- Born: April 29, 1924 San Diego, California, U.S.
- Died: May 17, 2005 (aged 81)
- Education: Pomona College, San Diego State University, University of California, Los Angeles
- Known for: Father of automated essay scoring, creator of Project Essay Grade (PEG)
- Scientific career
- Fields: Educational psychology, automated essay scoring
- Workplaces: University of Connecticut, Duke University, Massachusetts Institute of Technology, Harvard University

= Ellis Batten Page =

Father of automated essay scoring

Ellis Batten “Bo” Page Ed.D. (April 29, 1924 – May 17, 2005) is widely acknowledged as the father of automated essay scoring, a multi-disciplinary field exploring computer evaluation and scoring of student writing, particularly essays. Page's development of and pioneering work with Project Essay Grade (PEG) software in the mid-1960s set the stage for the practical application of computer essay scoring technology following the microcomputer revolution of the 1990s.

== Background ==
Page was born in San Diego, CA. He was a United States Marine Corps veteran, he graduated from Pomona College (Claremont, CA), and he taught high school English while pursuing his master's degree in English at San Diego State University (1955). He received his Ed.D. degree in educational psychology from the University of California, Los Angeles in 1958.

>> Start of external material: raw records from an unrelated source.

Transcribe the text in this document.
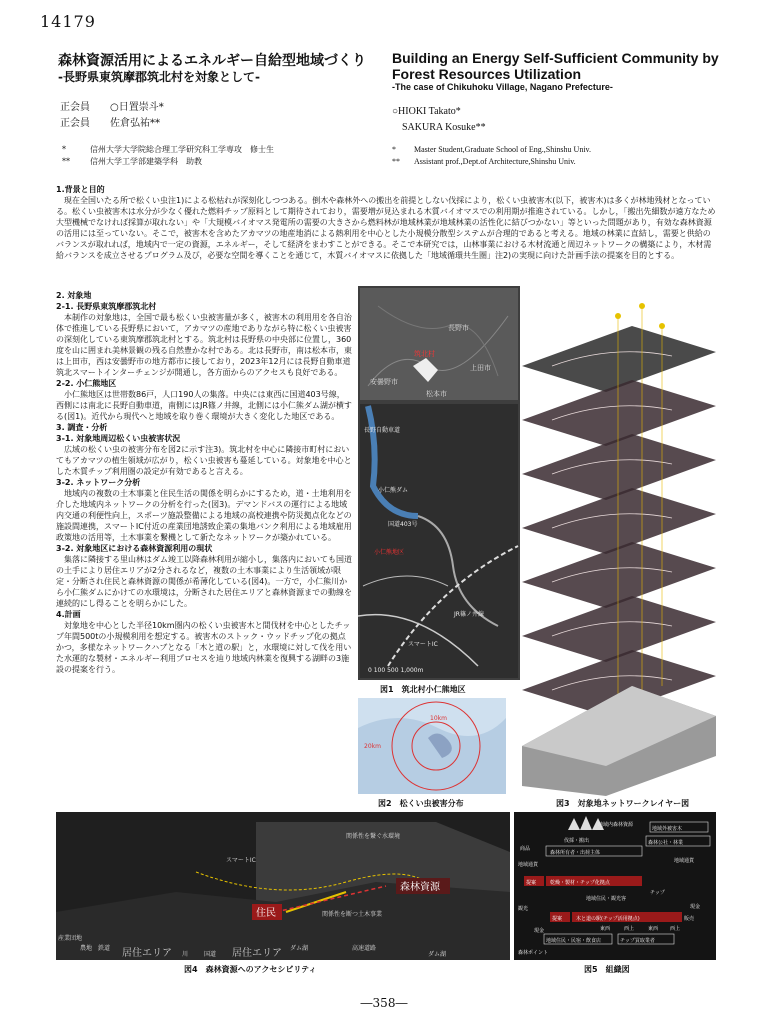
14179
森林資源活用によるエネルギー自給型地域づくり
-長野県東筑摩郡筑北村を対象として-
Building an Energy Self-Sufficient Community by Forest Resources Utilization
-The case of Chikuhoku Village, Nagano Prefecture-
正会員　　 ○日置崇斗*
正会員　　 佐倉弘祐**
○HIOKI Takato*
SAKURA Kosuke**
*	信州大学大学院総合理工学研究科工学専攻　修士生
**	信州大学工学部建築学科　助教
* Master Student,Graduate School of Eng.,Shinshu Univ.
** Assistant prof.,Dept.of Architecture,Shinshu Univ.

1.背景と目的

現在全国いたる所で松くい虫注1)による松枯れが深刻化しつつある。倒木や森林外への搬出を前提としない伐採により，松くい虫被害木(以下，被害木)は多くが林地残材となっている。松くい虫被害木は水分が少なく優れた燃料チップ原料として期待されており，需要増が見込まれる木質バイオマスでの利用期が推進されている。しかし，「搬出先細数が遠方なため大型機械でなければ採算が取れない」や「大規模バイオマス発電所の需要の大きさから燃料林が地域林業が地域林業の活性化に結びつかない」等といった問題があり，有効な森林資源の活用には至っていない。そこで，被害木を含めたアカマツの地産地消による熱利用を中心とした小規模分散型システムが合理的であると考える。地域の林業に直結し，需要と供給のバランスが取れれば，地域内で一定の資源，エネルギー，そして経済をまわすことができる。そこで本研究では，山林事業における木材流通と周辺ネットワークの構築により，木材需給バランスを成立させるプログラム及び，必要な空間を導くことを通じて，木質バイオマスに依拠した「地域循環共生圏」注2)の実現に向けた計画手法の提案を目的とする。

2. 対象地

2-1. 長野県東筑摩郡筑北村

本制作の対象地は，全国で最も松くい虫被害量が多く，被害木の利用用を各自治体で推進している長野県において，アカマツの産地でありながら特に松くい虫被害の深刻化している東筑摩郡筑北村とする。筑北村は長野県の中央部に位置し，360度を山に囲まれ美林景観の残る自然豊かな村である。北は長野市，南は松本市，東は上田市，西は安曇野市の地方都市に接しており，2023年12月には長野自動車道筑北スマートインターチェンジが開通し，各方面からのアクセスも良好である。

2-2. 小仁熊地区

小仁熊地区は世帯数86戸，人口190人の集落。中央には東西に国道403号線，西側には南北に長野自動車道，南側にはJR篠ノ井線，北側には小仁熊ダム湖が横する(図1)。近代から現代へと地域を取り巻く環境が大きく変化した地区である。

3. 調査・分析

3-1. 対象地周辺松くい虫被害状況

広域の松くい虫の被害分布を図2に示す注3)。筑北村を中心に隣接市町村においてもアカマツの植生領域が広がり，松くい虫被害も蔓延している。対象地を中心とした木質チップ利用圏の設定が有効であると言える。

3-2. ネットワーク分析

地域内の複数の土木事業と住民生活の関係を明らかにするため，道・土地利用を介した地域内ネットワークの分析を行った(図3)。デマンドバスの運行による地域内交通の利便性向上，スポーツ施設整備による地域の高校連携や防災拠点化などの施設間連携，スマートIC付近の産業団地誘致企業の集地バンク利用による地域雇用政策地の活用等，土木事業を繋機として新たなネットワークが築かれている。

3-2. 対象地区における森林資源利用の現状

集落に隣接する里山林はダム竣工以降森林利用が縮小し，集落内においても国道の土手により居住エリアが2分されるなど，複数の土木事業により生活領域が限定・分断され住民と森林資源の関係が希薄化している(図4)。一方で，小仁熊川から小仁熊ダムにかけての水環境は，分断された居住エリアと森林資源までの動線を連続的にし得ることを明らかにした。

4.計画

対象地を中心とした半径10km圏内の松くい虫被害木と間伐材を中心としたチップ年間500tの小規模利用を想定する。被害木のストック・ウッドチップ化の拠点かつ，多様なネットワークハブとなる「木と道の駅」と，水環境に対して伐を用いた水運的な製材・エネルギー利用プロセスを辿り地域内林業を復興する湖畔の3施設の提案を行う。

長野市
筑北村
安曇野市
上田市
松本市
長野自動車道
小仁熊ダム
国道403号
小仁熊地区
JR篠ノ井線
スマートIC
0 100 500 1,000m
図1　筑北村小仁熊地区
10km
20km
図2　松くい虫被害分布	図3　対象地ネットワークレイヤー図
関係性を繋ぐ水環境
スマートIC
森林資源
関係性を断つ土木事業
住民
産業団地
農地 鉄道 居住エリア 川	国道 居住エリア ダム湖	高速道路
ダム湖
図4　森林資源へのアクセシビリティ
地域内森林資源
地域外被害木
伐採・搬出	森林公社・林業
商品
森林所有者・出荷主体
地域通貨
地域通貨
提案	乾燥・製材・チップ化拠点
チップ
地域住民・観光客
提案	木と道の駅(チップ活用拠点)	販売
地域住民・民宿・飲食店	チップ買取業者
東西	西上	東西 西上
観光
現金
現金
森林ポイント
図5　組織図
―358―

Page served as a professor of education and psychology for several academic institutions before joining the University of Connecticut (Storrs) in 1962 as Professor of Educational Psychology and Director, Bureau of Educational Research. It was during his tenure there (in late 1964) that Page began the development of PEG software, inspired by the convergence of computational linguistics, artificial intelligence technology, and his own experience as a high school English teacher.

== Research ==

Page's research earned him a number of academic appointments including Visiting Scientist at the Massachusetts Institute of Technology (1967–68) and Visiting Professor of Experimental Design at Harvard University (1968–69). Fluent in Spanish, Page also lectured extensively on issues and trends in educational psychology in Spain and South America.

Page published more than 250 research articles, technical reports and papers. He was president of the American Psychological Association’s Division of Educational Psychology (1976–77) and a founding editor of the division's journal, Educational Psychologist. Page also served as president of the American Educational Research Association (1979–80) and contributed to the editorial review boards of several other publications, including the Journal of Educational Measurement of the National Council on Measurement in Education (NCME).

==Products==

In 1979, Page joined the faculty of Duke University as Professor of Educational Psychology and Research and remained there until 2002. During his tenure, Page renewed his development and research in automated scoring and, in 1993, formed Tru-Judge, Inc., anticipating the potential for commercial applications of the software. In 2002, and in declining health, Page retired from Duke University and sold the intellectual property assets of Tru-Judge to Measurement Incorporated, an educational assessment company specializing in the development and scoring of large-scale assessments.